Not sure what you're expecting it to do here. hmmalign is for aligning only (sub)sequences that are homologous to the model. If you have one or more domains in a target sequence, they need to be extracted first as individual subsequences to be aligned. Here you're asking it to align a longer sequence containing two domains + other nonhomologous sequences in a global alignment to a single domain profile. That's not what hmmalign does, and it doesn't really make sense (what are you expecting the output MSA to look like?)

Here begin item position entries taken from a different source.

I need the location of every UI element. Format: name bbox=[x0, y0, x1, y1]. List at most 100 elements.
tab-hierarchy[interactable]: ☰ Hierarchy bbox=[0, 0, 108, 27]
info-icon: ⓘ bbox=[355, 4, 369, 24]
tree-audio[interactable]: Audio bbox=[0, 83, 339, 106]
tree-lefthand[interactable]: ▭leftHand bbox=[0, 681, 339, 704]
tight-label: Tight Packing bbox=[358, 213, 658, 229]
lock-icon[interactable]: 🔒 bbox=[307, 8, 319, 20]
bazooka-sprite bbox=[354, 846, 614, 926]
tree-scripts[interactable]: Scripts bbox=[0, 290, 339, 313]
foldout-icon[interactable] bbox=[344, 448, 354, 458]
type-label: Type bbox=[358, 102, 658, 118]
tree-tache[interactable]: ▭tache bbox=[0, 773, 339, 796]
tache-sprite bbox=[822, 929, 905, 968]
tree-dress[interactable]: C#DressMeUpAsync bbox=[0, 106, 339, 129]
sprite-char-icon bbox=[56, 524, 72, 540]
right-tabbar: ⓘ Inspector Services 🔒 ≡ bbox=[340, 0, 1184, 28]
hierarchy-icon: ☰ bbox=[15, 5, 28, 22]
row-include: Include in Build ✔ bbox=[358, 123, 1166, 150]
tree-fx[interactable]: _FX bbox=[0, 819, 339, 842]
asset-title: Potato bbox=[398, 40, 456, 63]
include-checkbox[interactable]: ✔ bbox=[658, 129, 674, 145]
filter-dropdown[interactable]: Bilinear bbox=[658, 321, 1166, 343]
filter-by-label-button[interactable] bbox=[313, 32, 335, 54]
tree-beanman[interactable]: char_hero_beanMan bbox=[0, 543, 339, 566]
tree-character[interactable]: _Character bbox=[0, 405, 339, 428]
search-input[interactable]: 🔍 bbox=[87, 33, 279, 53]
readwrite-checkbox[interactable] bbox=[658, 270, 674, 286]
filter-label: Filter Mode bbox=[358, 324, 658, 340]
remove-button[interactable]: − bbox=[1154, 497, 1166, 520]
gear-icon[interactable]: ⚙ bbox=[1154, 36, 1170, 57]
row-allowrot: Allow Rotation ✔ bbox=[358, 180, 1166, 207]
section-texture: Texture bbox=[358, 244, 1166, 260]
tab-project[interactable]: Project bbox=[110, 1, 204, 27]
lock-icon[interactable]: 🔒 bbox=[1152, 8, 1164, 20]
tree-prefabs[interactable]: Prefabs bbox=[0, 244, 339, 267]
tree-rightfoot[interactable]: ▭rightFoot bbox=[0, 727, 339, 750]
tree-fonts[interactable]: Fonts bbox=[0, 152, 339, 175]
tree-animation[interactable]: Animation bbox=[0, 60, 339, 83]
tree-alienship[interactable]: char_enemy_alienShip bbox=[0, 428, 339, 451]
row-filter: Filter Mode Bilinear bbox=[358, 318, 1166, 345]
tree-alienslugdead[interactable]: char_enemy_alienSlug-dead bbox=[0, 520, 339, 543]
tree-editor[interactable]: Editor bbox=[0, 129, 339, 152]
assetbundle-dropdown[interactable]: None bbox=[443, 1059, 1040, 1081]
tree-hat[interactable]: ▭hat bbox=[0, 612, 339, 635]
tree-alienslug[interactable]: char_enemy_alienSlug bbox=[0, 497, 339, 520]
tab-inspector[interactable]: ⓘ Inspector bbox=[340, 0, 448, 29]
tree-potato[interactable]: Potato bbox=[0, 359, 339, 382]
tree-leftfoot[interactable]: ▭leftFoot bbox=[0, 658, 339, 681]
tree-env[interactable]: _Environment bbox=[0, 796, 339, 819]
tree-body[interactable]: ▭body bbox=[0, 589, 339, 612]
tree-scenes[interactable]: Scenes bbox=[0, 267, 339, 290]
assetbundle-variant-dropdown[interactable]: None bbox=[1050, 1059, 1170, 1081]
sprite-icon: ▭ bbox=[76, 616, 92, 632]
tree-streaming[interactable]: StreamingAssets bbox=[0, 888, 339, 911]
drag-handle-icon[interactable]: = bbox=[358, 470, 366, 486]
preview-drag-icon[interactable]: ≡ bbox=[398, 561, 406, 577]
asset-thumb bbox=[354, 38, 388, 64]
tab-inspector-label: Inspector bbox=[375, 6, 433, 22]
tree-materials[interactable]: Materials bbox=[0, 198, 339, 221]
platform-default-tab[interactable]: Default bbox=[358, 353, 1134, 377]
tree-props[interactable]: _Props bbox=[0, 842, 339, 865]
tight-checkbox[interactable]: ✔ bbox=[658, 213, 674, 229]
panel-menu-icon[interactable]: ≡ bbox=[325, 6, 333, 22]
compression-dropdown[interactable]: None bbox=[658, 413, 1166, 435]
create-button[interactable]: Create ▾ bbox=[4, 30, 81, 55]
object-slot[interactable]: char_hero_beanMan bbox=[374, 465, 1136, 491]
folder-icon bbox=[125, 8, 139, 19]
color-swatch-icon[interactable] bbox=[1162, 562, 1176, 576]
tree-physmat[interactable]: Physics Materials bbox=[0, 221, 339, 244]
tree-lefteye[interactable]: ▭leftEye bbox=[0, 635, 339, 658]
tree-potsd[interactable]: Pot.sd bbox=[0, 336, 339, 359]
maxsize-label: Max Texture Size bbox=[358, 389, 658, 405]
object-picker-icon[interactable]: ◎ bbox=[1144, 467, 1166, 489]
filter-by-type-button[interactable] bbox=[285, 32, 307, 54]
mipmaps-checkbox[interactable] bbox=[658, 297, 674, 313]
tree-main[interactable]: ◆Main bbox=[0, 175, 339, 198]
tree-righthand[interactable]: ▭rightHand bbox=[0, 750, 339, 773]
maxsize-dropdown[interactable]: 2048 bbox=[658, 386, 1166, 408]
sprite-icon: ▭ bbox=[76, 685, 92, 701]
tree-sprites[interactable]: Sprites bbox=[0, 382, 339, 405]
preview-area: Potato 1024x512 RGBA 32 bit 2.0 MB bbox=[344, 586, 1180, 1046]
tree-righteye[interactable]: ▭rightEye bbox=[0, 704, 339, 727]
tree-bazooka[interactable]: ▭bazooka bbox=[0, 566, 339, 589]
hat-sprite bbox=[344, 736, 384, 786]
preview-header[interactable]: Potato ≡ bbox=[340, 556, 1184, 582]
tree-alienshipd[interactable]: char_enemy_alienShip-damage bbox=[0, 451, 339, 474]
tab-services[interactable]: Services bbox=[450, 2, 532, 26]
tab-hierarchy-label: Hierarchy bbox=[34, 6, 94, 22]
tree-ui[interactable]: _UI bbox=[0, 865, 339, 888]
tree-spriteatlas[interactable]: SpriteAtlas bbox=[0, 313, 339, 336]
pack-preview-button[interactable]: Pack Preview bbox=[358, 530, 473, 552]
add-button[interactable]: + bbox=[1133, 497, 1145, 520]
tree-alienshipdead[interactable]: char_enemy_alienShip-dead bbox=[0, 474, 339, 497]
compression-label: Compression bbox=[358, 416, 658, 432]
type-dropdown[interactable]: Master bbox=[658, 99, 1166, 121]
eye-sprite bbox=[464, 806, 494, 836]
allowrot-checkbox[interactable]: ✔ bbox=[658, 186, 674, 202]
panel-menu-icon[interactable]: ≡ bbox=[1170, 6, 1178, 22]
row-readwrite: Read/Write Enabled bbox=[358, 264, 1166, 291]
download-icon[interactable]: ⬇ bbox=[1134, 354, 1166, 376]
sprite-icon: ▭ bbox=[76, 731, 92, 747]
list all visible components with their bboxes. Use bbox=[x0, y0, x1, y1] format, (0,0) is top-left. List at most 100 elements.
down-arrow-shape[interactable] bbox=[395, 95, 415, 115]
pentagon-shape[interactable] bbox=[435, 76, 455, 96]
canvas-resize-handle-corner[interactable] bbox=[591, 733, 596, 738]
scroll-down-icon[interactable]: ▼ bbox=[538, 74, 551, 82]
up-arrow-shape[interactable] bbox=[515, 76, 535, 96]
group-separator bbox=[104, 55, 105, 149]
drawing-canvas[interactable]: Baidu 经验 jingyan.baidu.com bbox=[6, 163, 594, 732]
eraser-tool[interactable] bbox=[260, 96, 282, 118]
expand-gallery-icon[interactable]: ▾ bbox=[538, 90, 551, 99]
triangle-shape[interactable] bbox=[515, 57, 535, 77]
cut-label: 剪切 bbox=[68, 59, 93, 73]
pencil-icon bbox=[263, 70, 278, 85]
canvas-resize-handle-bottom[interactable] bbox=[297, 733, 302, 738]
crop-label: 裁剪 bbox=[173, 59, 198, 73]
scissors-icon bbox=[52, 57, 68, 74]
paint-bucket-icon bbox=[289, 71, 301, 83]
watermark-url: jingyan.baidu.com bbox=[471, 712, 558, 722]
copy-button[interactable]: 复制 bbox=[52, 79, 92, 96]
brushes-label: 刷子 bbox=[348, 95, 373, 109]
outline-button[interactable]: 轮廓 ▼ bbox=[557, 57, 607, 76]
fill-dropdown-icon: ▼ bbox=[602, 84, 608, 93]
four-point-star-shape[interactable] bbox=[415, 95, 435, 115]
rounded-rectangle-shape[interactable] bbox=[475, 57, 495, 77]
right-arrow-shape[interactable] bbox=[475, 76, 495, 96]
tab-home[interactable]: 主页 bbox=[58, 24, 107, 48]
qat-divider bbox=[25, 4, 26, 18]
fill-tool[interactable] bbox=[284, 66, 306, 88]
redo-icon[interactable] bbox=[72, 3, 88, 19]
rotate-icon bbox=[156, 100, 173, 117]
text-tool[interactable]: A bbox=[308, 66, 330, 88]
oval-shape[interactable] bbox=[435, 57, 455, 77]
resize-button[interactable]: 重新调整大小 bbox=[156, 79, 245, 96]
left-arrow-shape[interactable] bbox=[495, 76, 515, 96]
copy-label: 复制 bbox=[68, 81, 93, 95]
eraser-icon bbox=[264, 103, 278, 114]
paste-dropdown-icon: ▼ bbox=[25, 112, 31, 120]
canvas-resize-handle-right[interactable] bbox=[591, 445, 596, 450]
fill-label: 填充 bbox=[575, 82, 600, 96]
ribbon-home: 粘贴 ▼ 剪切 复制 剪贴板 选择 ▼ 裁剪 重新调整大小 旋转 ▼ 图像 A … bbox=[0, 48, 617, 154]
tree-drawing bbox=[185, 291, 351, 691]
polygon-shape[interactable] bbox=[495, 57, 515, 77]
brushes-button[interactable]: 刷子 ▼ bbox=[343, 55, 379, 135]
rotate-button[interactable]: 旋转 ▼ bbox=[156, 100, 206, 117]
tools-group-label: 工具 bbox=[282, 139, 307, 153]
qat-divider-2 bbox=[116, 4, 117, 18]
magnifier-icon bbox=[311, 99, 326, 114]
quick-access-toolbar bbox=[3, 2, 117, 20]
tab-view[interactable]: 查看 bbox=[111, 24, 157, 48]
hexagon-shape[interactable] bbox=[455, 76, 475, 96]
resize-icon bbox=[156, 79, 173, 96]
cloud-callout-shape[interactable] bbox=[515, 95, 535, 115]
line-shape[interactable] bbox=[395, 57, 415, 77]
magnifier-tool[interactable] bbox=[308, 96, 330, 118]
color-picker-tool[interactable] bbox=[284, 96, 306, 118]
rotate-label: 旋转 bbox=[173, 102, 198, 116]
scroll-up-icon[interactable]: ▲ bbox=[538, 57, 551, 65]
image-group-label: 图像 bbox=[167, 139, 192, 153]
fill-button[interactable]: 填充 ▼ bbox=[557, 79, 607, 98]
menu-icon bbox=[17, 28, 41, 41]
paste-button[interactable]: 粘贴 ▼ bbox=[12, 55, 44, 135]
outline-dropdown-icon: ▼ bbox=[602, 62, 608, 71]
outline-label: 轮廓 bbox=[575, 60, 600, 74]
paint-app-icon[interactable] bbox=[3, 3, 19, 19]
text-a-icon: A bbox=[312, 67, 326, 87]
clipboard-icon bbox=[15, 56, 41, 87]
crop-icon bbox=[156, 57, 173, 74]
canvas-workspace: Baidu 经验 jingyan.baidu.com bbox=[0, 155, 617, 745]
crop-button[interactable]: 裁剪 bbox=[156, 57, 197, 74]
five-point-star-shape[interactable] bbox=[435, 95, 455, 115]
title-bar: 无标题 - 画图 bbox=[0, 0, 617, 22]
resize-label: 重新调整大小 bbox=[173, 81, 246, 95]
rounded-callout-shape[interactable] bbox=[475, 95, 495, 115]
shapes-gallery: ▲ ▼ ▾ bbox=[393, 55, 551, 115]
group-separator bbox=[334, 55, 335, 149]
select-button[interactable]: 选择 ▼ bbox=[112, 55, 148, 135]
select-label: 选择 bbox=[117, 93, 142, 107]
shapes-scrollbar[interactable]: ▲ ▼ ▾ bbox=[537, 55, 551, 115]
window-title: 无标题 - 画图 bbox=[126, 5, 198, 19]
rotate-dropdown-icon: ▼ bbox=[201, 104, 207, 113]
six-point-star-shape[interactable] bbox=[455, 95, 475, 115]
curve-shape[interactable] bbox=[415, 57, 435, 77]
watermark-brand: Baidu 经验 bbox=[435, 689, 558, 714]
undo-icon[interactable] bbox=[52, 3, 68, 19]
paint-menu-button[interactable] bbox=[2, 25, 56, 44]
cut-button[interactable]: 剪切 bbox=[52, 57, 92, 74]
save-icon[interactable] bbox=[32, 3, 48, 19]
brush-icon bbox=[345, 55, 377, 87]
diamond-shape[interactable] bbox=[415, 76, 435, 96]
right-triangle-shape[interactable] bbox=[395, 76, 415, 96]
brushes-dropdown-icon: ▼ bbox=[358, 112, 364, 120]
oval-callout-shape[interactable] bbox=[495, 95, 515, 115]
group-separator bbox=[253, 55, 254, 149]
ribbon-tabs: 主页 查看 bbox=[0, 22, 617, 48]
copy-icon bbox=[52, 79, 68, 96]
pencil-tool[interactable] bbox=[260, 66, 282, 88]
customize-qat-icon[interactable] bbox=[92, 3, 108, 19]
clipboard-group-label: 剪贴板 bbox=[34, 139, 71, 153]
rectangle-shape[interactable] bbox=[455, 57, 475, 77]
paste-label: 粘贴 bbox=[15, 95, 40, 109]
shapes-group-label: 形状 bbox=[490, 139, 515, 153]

Here, your 662aa NP_565030.1 sequence has a hit to the PF01061.27 model at 389..594. So your "testing" sequence, with the 662aa x2 duplication, now has two identical hits in it, one at 389..594 and one at 1017..1222. hmmalign, with its probability model configured to find exactly one domain, expecting to align individual domains, sees that as a kind of alignment ambiguity: neither one of those domains has >50% probability of being correctly aligned to the model, if the model probabilities expect only one domain per sequence. So it doesn't call either one as a reliable single-domain alignment; it calls essentially the whole sequence as unaligned because it can't find a confident single domain. And with the --trim option, it trims off the flanking nonhomologous stuff, which in this case is essentially the entire sequence.

This is behaving the way it's designed, and it's not a bug. The solution is to give homologous single-domain (sub)sequences as input to hmmalign for alignment. This is documented.

mhampton commented 5 months ago

My apologies, I thought hmmalign could be used in a more general way.

cryptogenomicon commented 5 months ago

If by "a more general way" you mean you want to search sequences for one or more homologous domains, defined by score or statistical significance thresholds, and output an alignment of all of these subsequences... then use the -A option for hmmsearch: hmmsearch -A <out_msa> <hmmfile> <seqfile>.